3

90 23 72
                                    

"Tu n'as pas froid ?"

En se retournant, Isabelle distingua une peau d'un noir brillant et un voile rose. Elle remit alors précipitamment ses lunettes et attrapa d'une poigne sèche la serviette que Kadna lui tendait.

"Vous ! Qu'est ce que vous faites encore là ?

- Je te retourne la question. Au cas où tu n'avais pas remarqué, il pleut dehors. Beaucoup.

- Et alors ? Allez vous en ! Vous me suivez jusque chez moi, et puis quoi encore ? Vous ne vous trouvez pas un peu intrusive ?

- Je dirais plutôt persévérante, corrigea calmement Kadna. Je ne te laisserai pas sombrer, Bella."

À ces mots, elle prit Isabelle par les épaules et la mena à l'abris.

"Il est trop tard. J'ai déjà sombré, fit cette dernière en lui tournant le dos.

- Je suis d'avis qu'il n'est jamais trop tard.

- Les gens qui ne sont jamais tombés ne connaissent pas la douleur d'une chute, répliqua Isabelle.

- Mais ils peuvent te relever, persista Kadna.

- Qu'est ce que vous avez, à la fin ? se retourna la lycéenne, les joues rouges et humides. Vous voulez une auréole, c'est ça ? J'en ai rien à foutre moi de vos problèmes d'orgueil, alors cassez-vous !"

Isabelle s'écroula le long d'un mur et se prit la tête dans les mains. Ses doigts cachaient son visage dans un mélange de honte, de pudeur, de haine, de fragilité, de désespoir. Elle releva le front et hurla en pleurant :

"C'est ça que tu veux voir ? Ouais, je suis faible. C'est bon, tu te sens supérieure maintenant ? T'es rassurée ? Barre-toi je te dis !"

Ces paroles déchirées sonnaient tour à tour comme des rugissements haineux, des cris d'agonie et des appels au secours. Kadna resta silencieuse et immobile, laissant Isabelle se vider de ses sanglots.

"Allez, reprit celle-ci à bout de force, va tout leur dire. Va dire à tes amis que tu as voulu héroïquement sauver la pauvre Isabelle, mais qu'elle t'as rejetée méchamment et qu'elle mérite d'être seule. Je sais très bien que t'es comme tous les autres. Va où tu veux, mais sors de ma maison. Sors de ma vie."

Il y eut une latence durant laquelle les seuls renifflements plaintifs d'Isabelle résonnèrent.

"Non, s'opposa finalement l'autre en toute simplicité. Tu apprendras que je suis bornée, Bella. Alors non, je ne t'abandonnerai pas. Tu as le droit d'être soutenue. Crois moi, tu en vaux la peine. La vie en vaut la peine.
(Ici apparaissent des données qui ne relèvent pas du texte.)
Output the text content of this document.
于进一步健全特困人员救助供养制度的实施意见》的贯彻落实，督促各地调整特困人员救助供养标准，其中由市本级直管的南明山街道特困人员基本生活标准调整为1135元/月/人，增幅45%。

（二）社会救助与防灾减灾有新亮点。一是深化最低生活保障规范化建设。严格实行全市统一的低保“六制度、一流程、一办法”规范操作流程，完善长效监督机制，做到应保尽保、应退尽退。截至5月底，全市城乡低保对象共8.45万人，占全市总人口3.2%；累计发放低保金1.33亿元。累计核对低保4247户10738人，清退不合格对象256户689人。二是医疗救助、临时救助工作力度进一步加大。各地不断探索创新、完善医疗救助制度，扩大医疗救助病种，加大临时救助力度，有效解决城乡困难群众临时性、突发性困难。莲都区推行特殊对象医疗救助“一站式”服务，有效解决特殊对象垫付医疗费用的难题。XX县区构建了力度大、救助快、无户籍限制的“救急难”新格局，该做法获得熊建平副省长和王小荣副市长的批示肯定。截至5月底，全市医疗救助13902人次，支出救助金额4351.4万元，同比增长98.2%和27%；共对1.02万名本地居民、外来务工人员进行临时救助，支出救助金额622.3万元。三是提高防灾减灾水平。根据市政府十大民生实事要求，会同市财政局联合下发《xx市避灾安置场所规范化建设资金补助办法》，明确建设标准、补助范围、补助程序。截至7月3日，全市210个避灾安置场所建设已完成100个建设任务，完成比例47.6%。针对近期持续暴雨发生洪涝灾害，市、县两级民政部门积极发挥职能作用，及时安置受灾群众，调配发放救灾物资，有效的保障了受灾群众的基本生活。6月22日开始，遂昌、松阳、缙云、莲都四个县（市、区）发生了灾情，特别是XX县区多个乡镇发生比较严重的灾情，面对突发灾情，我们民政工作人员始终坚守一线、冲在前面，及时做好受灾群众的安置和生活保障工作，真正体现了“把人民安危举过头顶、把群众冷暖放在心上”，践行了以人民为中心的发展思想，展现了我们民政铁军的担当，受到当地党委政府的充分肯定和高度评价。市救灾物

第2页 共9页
- Ta vie, peut-être. La mienne est sans espoir depuis des lustres. Tu perds ton temps."

Kadna prit les mains d'Isabelle, qui n'eut pas la force de résister. Elle la releva avec douceur.

"Tu es bien mieux comme ça, sourit-elle en replaçant une mèche platine derrière l'oreille de sa protégée. Viens, je vais te montrer quelque chose."

Elle tira sur un drap, sous les protestations vaines d'Isabelle. Le tissus blanc tomba au sol, découvrant un grand miroir. Un beau miroir, destiné à refléter de belles choses.

"Je le savais, murmura-t-elle, visiblement satisfaite.

- Arrête, supplia la malade. S'il te plaît.

- Wow, tu en deviendrais presque polie ! s'écria Kadna. Allez, viens avec moi. Il est temps de te réconcilier avec ton reflet."

Elle ne lui laissa pas le choix, et la tira devant la glace.

"Je te présente Toi. C'est une très jolie fille.

- C'est bientôt fini tout ça ? se lamenta Isabelle.

- À toi de me le dire, ma belle.

- Qu'est ce que tu attends de moi, au juste ?

- Je veux que tu ouvres les yeux, pour voir combien tu es magnifique.

- N'importe quoi ! Tu sais ce qu'il va se passer ? Hein ? explosa Isabelle. Je vais ouvrir les yeux et que vais-je voir ? Je vais voir des taches, des taches floues qui représentent mon corps et me rappellent chaque minute et chaque seconde qui passe que je suis malade. Et ça, ça, tu ne pourras jamais le comprendre, murmura-t-elle en tremblant. Personne ne pourra jamais me comprendre, tu entends ? Tu peux te la bouffer ta main tendue, elle rendra jamais la mienne moins blanche !

- Tes parents vont s'inquiéter, si tu cries aussi fort, nota Kadna.

- Oh, tu crois ? Ils ne m'entendront pas. Ils ne m'écouteront pas. Ils n'en ont strictement rien à foutre. Tout le monde. Tout le monde se fout de tout le monde. Et je trouverai ce qui te pousse vers moi. Parce que t'es égoïste, j'le sais. On l'est tous."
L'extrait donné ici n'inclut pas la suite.